When does a surjective module map admit a section such that the diagram commutes? Let $A$ be a polynomial ring over $\mathbb{R}$. Let $M, N$ be free $A$-modules.
Let $L$ be a finitely generated $A$-module.
Suppose we have $A$-module maps $f\colon M\to N$, $g\colon M\to L$ and $h\colon L\twoheadrightarrow N$ such that the following diagram commutes.

Do we have an $A$-linear section $s\colon N\to L$ such that the diagram commutes (i.e., $h\circ s = id$ and $s\circ f = g$)?
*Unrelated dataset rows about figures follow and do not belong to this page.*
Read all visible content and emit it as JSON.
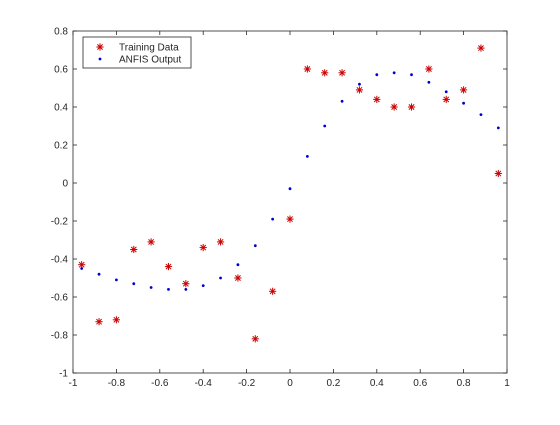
{
  "chart_data": {
    "type": "scatter",
    "title": "",
    "xlabel": "",
    "ylabel": "",
    "xlim": [
      -1,
      1
    ],
    "ylim": [
      -1,
      0.8
    ],
    "xticks": [
      "-1",
      "-0.8",
      "-0.6",
      "-0.4",
      "-0.2",
      "0",
      "0.2",
      "0.4",
      "0.6",
      "0.8",
      "1"
    ],
    "yticks": [
      "-1",
      "-0.8",
      "-0.6",
      "-0.4",
      "-0.2",
      "0",
      "0.2",
      "0.4",
      "0.6",
      "0.8"
    ],
    "grid": false,
    "legend": {
      "placement": "top-left"
    },
    "series": [
      {
        "name": "Training Data",
        "marker": "asterisk",
        "color": "#cc0000",
        "points": [
          [
            -0.96,
            -0.43
          ],
          [
            -0.88,
            -0.73
          ],
          [
            -0.8,
            -0.72
          ],
          [
            -0.72,
            -0.35
          ],
          [
            -0.64,
            -0.31
          ],
          [
            -0.56,
            -0.44
          ],
          [
            -0.48,
            -0.53
          ],
          [
            -0.4,
            -0.34
          ],
          [
            -0.32,
            -0.31
          ],
          [
            -0.24,
            -0.5
          ],
          [
            -0.16,
            -0.82
          ],
          [
            -0.08,
            -0.57
          ],
          [
            0.0,
            -0.19
          ],
          [
            0.08,
            0.6
          ],
          [
            0.16,
            0.58
          ],
          [
            0.24,
            0.58
          ],
          [
            0.32,
            0.49
          ],
          [
            0.4,
            0.44
          ],
          [
            0.48,
            0.4
          ],
          [
            0.56,
            0.4
          ],
          [
            0.64,
            0.6
          ],
          [
            0.72,
            0.44
          ],
          [
            0.8,
            0.49
          ],
          [
            0.88,
            0.71
          ],
          [
            0.96,
            0.05
          ]
        ]
      },
      {
        "name": "ANFIS Output",
        "marker": "dot",
        "color": "#0000cc",
        "points": [
          [
            -0.96,
            -0.45
          ],
          [
            -0.88,
            -0.48
          ],
          [
            -0.8,
            -0.51
          ],
          [
            -0.72,
            -0.53
          ],
          [
            -0.64,
            -0.55
          ],
          [
            -0.56,
            -0.56
          ],
          [
            -0.48,
            -0.56
          ],
          [
            -0.4,
            -0.54
          ],
          [
            -0.32,
            -0.5
          ],
          [
            -0.24,
            -0.43
          ],
          [
            -0.16,
            -0.33
          ],
          [
            -0.08,
            -0.19
          ],
          [
            0.0,
            -0.03
          ],
          [
            0.08,
            0.14
          ],
          [
            0.16,
            0.3
          ],
          [
            0.24,
            0.43
          ],
          [
            0.32,
            0.52
          ],
          [
            0.4,
            0.57
          ],
          [
            0.48,
            0.58
          ],
          [
            0.56,
            0.57
          ],
          [
            0.64,
            0.53
          ],
          [
            0.72,
            0.48
          ],
          [
            0.8,
            0.42
          ],
          [
            0.88,
            0.36
          ],
          [
            0.96,
            0.29
          ]
        ]
      }
    ]
  }
}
 A: Assumption: $h \circ g = f$. If $L$ is a projective $A$-module, there is always an $A$-linear section $s:N \rightarrow L$ with $h \circ s = id_N$. Hence
$$ h \circ ( s \circ f- g)=h \circ s \circ f - h \circ g = f-f =0. $$
Hence
$$P1. \text{   } s(f(x))-g(x) \in ker(h)$$
for all $x \in M$. Hence $s(f(x))=g(x) + m $ with $m \in ker(h)$ and
$$ s(f(x))\equiv g(x) mod(ker(h)).$$
Hence if $L$ is projective a section $s$ with property P1 exist. If $L$ is finitely generated this is not the case.
Question: "Do we have an A-linear section $s:N\rightarrow L$ such that the diagram commutes?"
Answer: Not in general.
A: Take $M=A^2,N=A,L=A^2$.
For all $a_1,a_2\in A$, set  $f(a_1,a_2)=a_1$, $h(a_1,a_2)=a_2$ and $g(a_1,a_2)=(a_2,a_1)$.
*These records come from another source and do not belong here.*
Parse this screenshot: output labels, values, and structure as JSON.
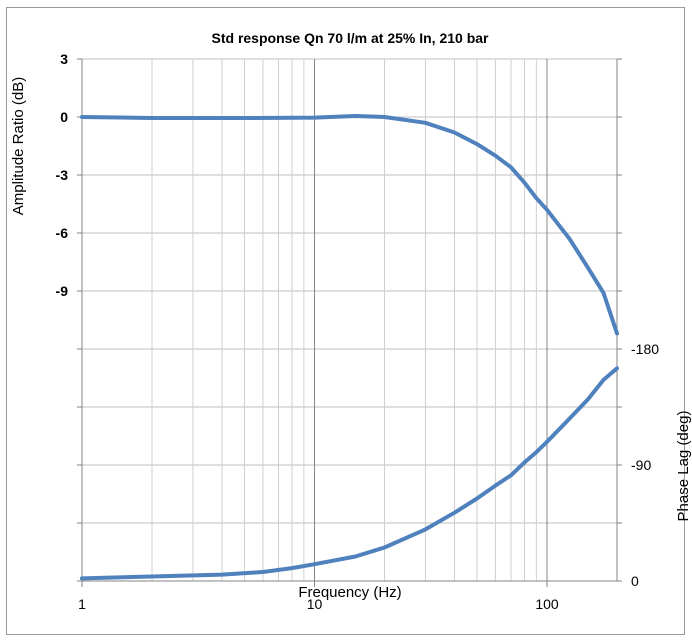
{
  "chart_data": {
    "type": "line",
    "title": "Std response Qn 70 l/m at 25% In, 210 bar",
    "xlabel": "Frequency (Hz)",
    "ylabel_left": "Amplitude Ratio (dB)",
    "ylabel_right": "Phase Lag (deg)",
    "x_scale": "log",
    "xlim": [
      1,
      200
    ],
    "x_ticks": [
      "1",
      "10",
      "100"
    ],
    "y_left_ticks": [
      "3",
      "0",
      "-3",
      "-6",
      "-9"
    ],
    "y_right_ticks": [
      "-180",
      "-90",
      "0"
    ],
    "grid": true,
    "colors": {
      "series": "#4f81bd",
      "grid": "#bfbfbf",
      "axis": "#868686"
    },
    "series": [
      {
        "axis": "left",
        "units": "dB",
        "points": [
          [
            1,
            0
          ],
          [
            2,
            -0.05
          ],
          [
            5,
            -0.05
          ],
          [
            10,
            -0.03
          ],
          [
            15,
            0.05
          ],
          [
            20,
            0.0
          ],
          [
            30,
            -0.3
          ],
          [
            40,
            -0.8
          ],
          [
            50,
            -1.4
          ],
          [
            60,
            -2.0
          ],
          [
            70,
            -2.6
          ],
          [
            80,
            -3.4
          ],
          [
            90,
            -4.2
          ],
          [
            100,
            -4.8
          ],
          [
            125,
            -6.3
          ],
          [
            150,
            -7.8
          ],
          [
            175,
            -9.1
          ],
          [
            200,
            -11.2
          ]
        ]
      },
      {
        "axis": "right",
        "units": "deg",
        "points": [
          [
            1,
            -2
          ],
          [
            2,
            -3.5
          ],
          [
            4,
            -5
          ],
          [
            6,
            -7
          ],
          [
            8,
            -10
          ],
          [
            10,
            -13
          ],
          [
            15,
            -19
          ],
          [
            20,
            -26
          ],
          [
            30,
            -40
          ],
          [
            40,
            -53
          ],
          [
            50,
            -64
          ],
          [
            60,
            -74
          ],
          [
            70,
            -82
          ],
          [
            80,
            -92
          ],
          [
            90,
            -100
          ],
          [
            100,
            -108
          ],
          [
            125,
            -126
          ],
          [
            150,
            -141
          ],
          [
            175,
            -156
          ],
          [
            200,
            -165
          ]
        ]
      }
    ]
  }
}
Then for all $a_1,a_2\ni A$, $h(g(a_1,a_2))=h(a_2,a_1)=a_1=f(a_1,a_2)$, so $h\circ g=f$.
Since $s$ is $A$-linear, $s(a)=a(u_1,u_2)=(au_1,au_2)$ for some fixed $(u_1,u_2)\in A^2$ (in fact $(u_1,u_2)=s(1)$)
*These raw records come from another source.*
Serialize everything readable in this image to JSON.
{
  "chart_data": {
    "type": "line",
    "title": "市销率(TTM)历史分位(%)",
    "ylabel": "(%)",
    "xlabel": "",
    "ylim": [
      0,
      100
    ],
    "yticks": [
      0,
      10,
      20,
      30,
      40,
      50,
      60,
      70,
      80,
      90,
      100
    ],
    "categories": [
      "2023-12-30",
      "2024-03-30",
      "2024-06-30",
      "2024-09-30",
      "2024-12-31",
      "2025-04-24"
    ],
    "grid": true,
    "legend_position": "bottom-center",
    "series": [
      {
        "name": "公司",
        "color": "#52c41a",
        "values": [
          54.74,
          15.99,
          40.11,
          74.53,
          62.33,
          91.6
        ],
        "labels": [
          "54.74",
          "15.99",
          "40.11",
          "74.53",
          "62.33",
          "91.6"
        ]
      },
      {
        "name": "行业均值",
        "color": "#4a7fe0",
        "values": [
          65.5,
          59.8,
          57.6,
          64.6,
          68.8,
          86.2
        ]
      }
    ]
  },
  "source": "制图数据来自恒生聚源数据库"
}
Now $h(s(a))=au_2$ for all $a\in A$. Since we want $h(s(a))=a$ for all $a\in A$, we have $u_2=1$. Now $s(f(a_1,a_2))=s(a_1)=(a_1u_1,a_1u_2)=(a_1u_1,a_1)$
Hence we want $(a_1u_1,a_1)=g(a_1,a_2)=(a_2,a_1)$ for all $a_1,a_2\in A$,that is $a_1u_1=a_2$ for all $a_1,a_2\in A$, which is not possible (take $a_1=0$).
Hence $s$ does not exist in this case.